For me there is just one person to choose between the tasks.  I just take
that as part of the team vs me problems that have always been there dating back
to HiTech and others that had a big group.



>
>I'd argue that both of these are examples of single-author multiple-entry.  I
>don't really want to play against ChessBase's best book, fine-tuned for
>individual programs by ChessBase's best opening book tuner, five or six times at
>the next WMCCC.  Do you?  This is already happening, at least to an extent.

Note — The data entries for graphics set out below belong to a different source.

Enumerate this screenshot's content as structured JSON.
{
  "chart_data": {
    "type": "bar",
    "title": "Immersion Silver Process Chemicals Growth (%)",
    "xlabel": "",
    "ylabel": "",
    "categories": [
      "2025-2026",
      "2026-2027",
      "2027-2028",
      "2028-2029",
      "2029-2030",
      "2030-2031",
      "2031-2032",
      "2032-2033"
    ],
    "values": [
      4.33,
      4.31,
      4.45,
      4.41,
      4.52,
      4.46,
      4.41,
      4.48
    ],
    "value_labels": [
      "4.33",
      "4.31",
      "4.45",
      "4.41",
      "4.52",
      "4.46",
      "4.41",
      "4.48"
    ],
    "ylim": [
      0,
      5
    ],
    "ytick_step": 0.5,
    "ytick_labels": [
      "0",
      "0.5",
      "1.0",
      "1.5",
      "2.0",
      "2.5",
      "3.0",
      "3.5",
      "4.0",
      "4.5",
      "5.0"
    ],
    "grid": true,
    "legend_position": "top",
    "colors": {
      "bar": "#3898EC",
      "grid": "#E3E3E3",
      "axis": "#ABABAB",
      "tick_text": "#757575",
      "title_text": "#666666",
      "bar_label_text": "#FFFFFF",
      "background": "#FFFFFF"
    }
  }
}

If you play against a human in a match, you have the same problem.  That human
will get a bunch of humans to help him.  If you pick another in the group to
challenge, he will get the same group to help him prepare too.  Fair or not?
This is one of the reasons Fischer refused to defend his title.  It is something
just like income tax.  I hate it, but I put up with it.





>
>It shouldn't be the case that someone signs a contract with ChessBase and then
>sighs with relief because they know they're going to gain an extra couple of
>points at the next tournament, because they can use opening book technology
>shared by all of the Chessbase products.
>
>bruce

I won't disagree.  But it is already happening.  If I ever play in what I
consider an important event, it will be one of my goals to take some sort of
evasive action, book-wise.  Or take my main goal:  to make hand-tuned books
obsolete.  I believe that is possible over time.  I'm going to try to do it.